In fact, the mid-tech Harry Potter toys have something their pricey, pyrotechnically gifted cousins lack: a sense of humor. The Talking Portrait Room Alarm (“Hang your talking portrait on the wall … and activate the sensor”) is a framed picture of a cartoonlike dowager with eyes that flash (yes, electronically) at the sign of any intruder. In a voice that sounds like a cross between Queen Elizabeth, Truman Capote, and a buzz saw, she tells intruders, “You shouldn’t be here” or “You can’t get in without the password” and asks, “Where are you going?” (The talking portrait can be a little hard to understand. The saleswoman at FAO Schwarz, who may have experienced English as a second language, had some trouble translating all of her lines for me. “She has a lot of phrases,” she explained, ending the conversation.) It isn’t hard to imagine the appeal of such a device to older kids with prying parents and investigative siblings. From a marketing standpoint, the product is pretty shrewd, too: The owner of my neighborhood toy store pointed out that the Harry Potter books are geared for children who read at about a sixth-grade level, while most toys sell to much younger kids. To rack up big sales, retailers have to get preteens into the Potter tent, hence the emphasis on action, adventure, and irony, a quality that isn’t exactly larded into the Potter books. (Sam displayed a desultory interest in most of the Harry Potter toys, and then went berserk for a $2.95 box of Edward Gorey-like stationery on display with the Lemony Snicket series. This was a clear indication to me that his childhood is pretty much over.)

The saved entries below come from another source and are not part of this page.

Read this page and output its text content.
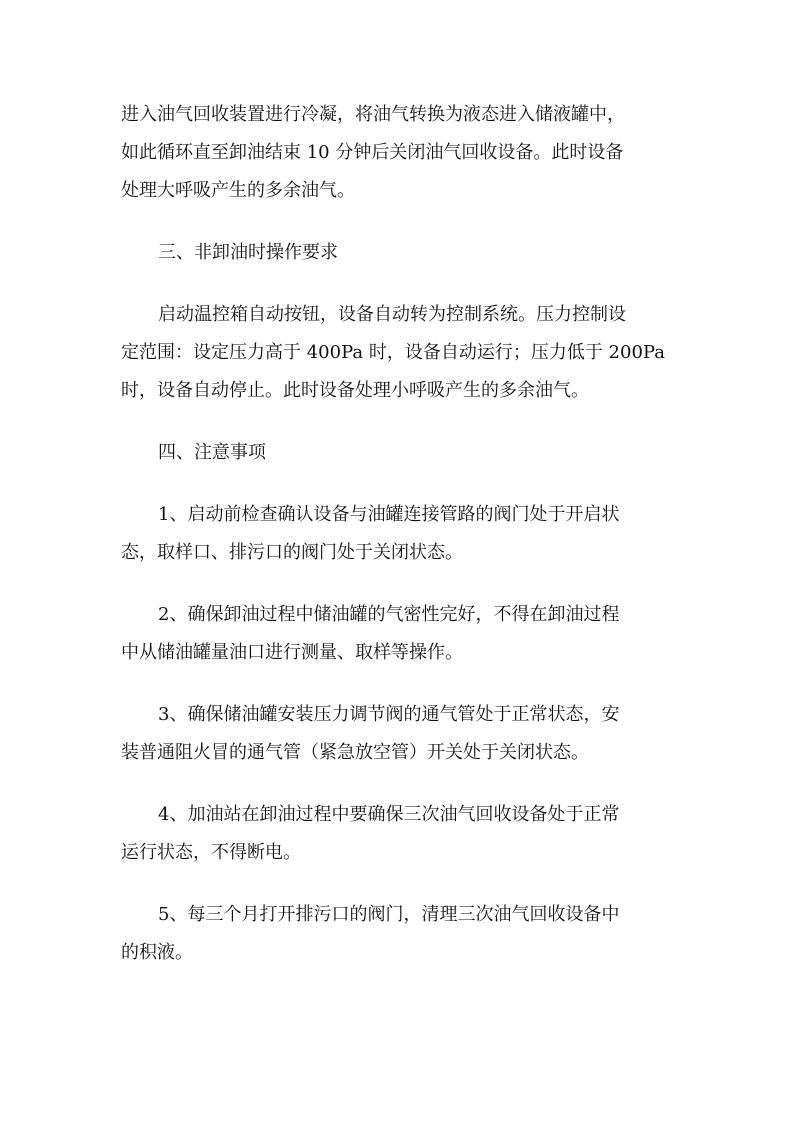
进入油气回收装置进行冷凝，将油气转换为液态进入储液罐中，
如此循环直至卸油结束 10 分钟后关闭油气回收设备。此时设备
处理大呼吸产生的多余油气。
三、非卸油时操作要求
启动温控箱自动按钮，设备自动转为控制系统。压力控制设
定范围：设定压力高于 400Pa 时，设备自动运行；压力低于 200Pa
时，设备自动停止。此时设备处理小呼吸产生的多余油气。
四、注意事项
1、启动前检查确认设备与油罐连接管路的阀门处于开启状
态，取样口、排污口的阀门处于关闭状态。
2、确保卸油过程中储油罐的气密性完好，不得在卸油过程
中从储油罐量油口进行测量、取样等操作。
3、确保储油罐安装压力调节阀的通气管处于正常状态，安
装普通阻火冒的通气管（紧急放空管）开关处于关闭状态。
4、加油站在卸油过程中要确保三次油气回收设备处于正常
运行状态，不得断电。
5、每三个月打开排污口的阀门，清理三次油气回收设备中
的积液。
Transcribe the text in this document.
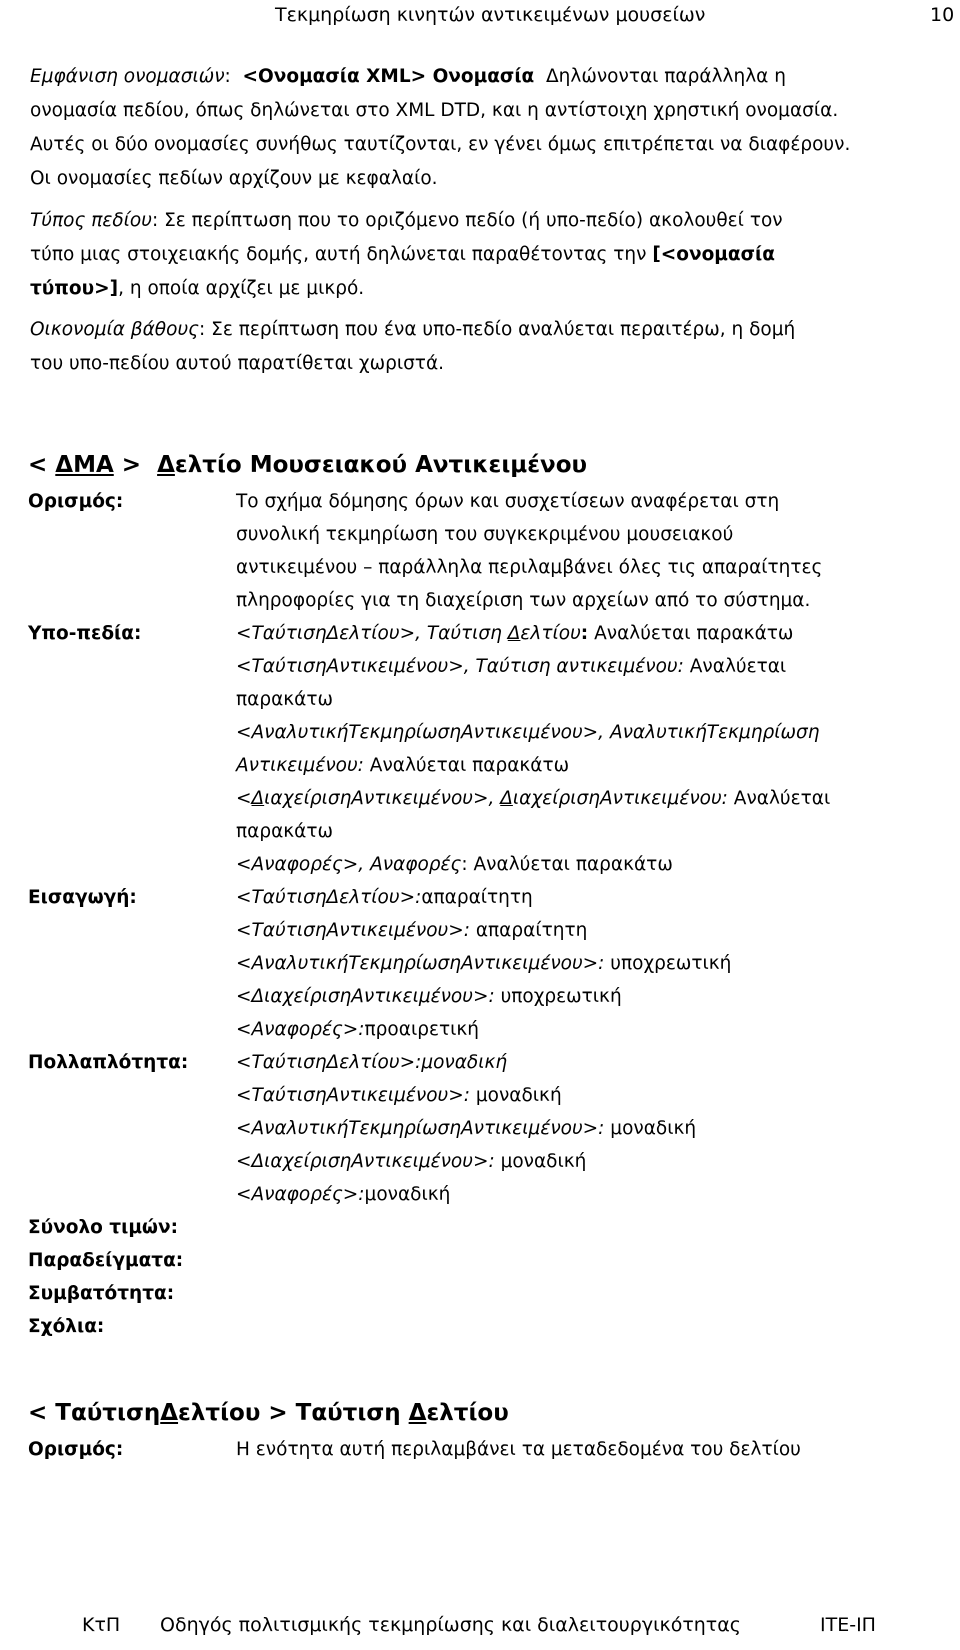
Τεκμηρίωση κινητών αντικειμένων μουσείων	10
Εμφάνιση ονομασιών: <Ονομασία XML> Ονομασία Δηλώνονται παράλληλα η
ονομασία πεδίου, όπως δηλώνεται στο XML DTD, και η αντίστοιχη χρηστική ονομασία.
Αυτές οι δύο ονομασίες συνήθως ταυτίζονται, εν γένει όμως επιτρέπεται να διαφέρουν.
Οι ονομασίες πεδίων αρχίζουν με κεφαλαίο.
Τύπος πεδίου: Σε περίπτωση που το οριζόμενο πεδίο (ή υπο-πεδίο) ακολουθεί τον
τύπο μιας στοιχειακής δομής, αυτή δηλώνεται παραθέτοντας την [<ονομασία
τύπου>], η οποία αρχίζει με μικρό.
Οικονομία βάθους: Σε περίπτωση που ένα υπο-πεδίο αναλύεται περαιτέρω, η δομή
του υπο-πεδίου αυτού παρατίθεται χωριστά.
< ΔΜΑ >  Δελτίο Μουσειακού Αντικειμένου
Ορισμός:	Το σχήμα δόμησης όρων και συσχετίσεων αναφέρεται στη
συνολική τεκμηρίωση του συγκεκριμένου μουσειακού
αντικειμένου – παράλληλα περιλαμβάνει όλες τις απαραίτητες
πληροφορίες για τη διαχείριση των αρχείων από το σύστημα.
Υπο-πεδία:	<ΤαύτισηΔελτίου>, Ταύτιση Δελτίου: Αναλύεται παρακάτω
<ΤαύτισηΑντικειμένου>, Ταύτιση αντικειμένου: Αναλύεται
παρακάτω
<ΑναλυτικήΤεκμηρίωσηΑντικειμένου>, ΑναλυτικήΤεκμηρίωση
Αντικειμένου: Αναλύεται παρακάτω
<ΔιαχείρισηΑντικειμένου>, ΔιαχείρισηΑντικειμένου: Αναλύεται
παρακάτω
<Αναφορές>, Αναφορές: Αναλύεται παρακάτω
Εισαγωγή:	<ΤαύτισηΔελτίου>:απαραίτητη
<ΤαύτισηΑντικειμένου>: απαραίτητη
<ΑναλυτικήΤεκμηρίωσηΑντικειμένου>: υποχρεωτική
<ΔιαχείρισηΑντικειμένου>: υποχρεωτική
<Αναφορές>:προαιρετική
Πολλαπλότητα:	<ΤαύτισηΔελτίου>:μοναδική
<ΤαύτισηΑντικειμένου>: μοναδική
<ΑναλυτικήΤεκμηρίωσηΑντικειμένου>: μοναδική
<ΔιαχείρισηΑντικειμένου>: μοναδική
<Αναφορές>:μοναδική
Σύνολο τιμών:
Παραδείγματα:
Συμβατότητα:
Σχόλια:
< ΤαύτισηΔελτίου > Ταύτιση Δελτίου
Ορισμός:	Η ενότητα αυτή περιλαμβάνει τα μεταδεδομένα του δελτίου
ΚτΠ Οδηγός πολιτισμικής τεκμηρίωσης και διαλειτουργικότητας	ΙΤΕ-ΙΠ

OK, so I liked the low-tech stuff best. We’re long past the Lego stage at our house, but the $125 Lego Hogwarts Castle looked like a winner to me—you could probably cook a meal, clean a bedroom, and maybe even squeeze in a phone conversation or two with that around to keep a 5-year-old busy. Countless smaller Lego versions are available, though Hagrid’s Hut looked suspiciously like a fast food drive thru, which didn’t strike me as an accident. The miniature plush toys were very inexpensive—around $7 for a curly coated, crooked-tailed Crookshanks that was far more winning than any of the so-called action collectibles. (The soiled shade of pink selected for the cat’s fur was truly inspired.) But Sam’s and my particular favorite was the $12.50 box of Troll Booger Potion. It came in a small, zanily lettered box that was suitably mysterious about its contents and its purpose. That seemed just right to both of us.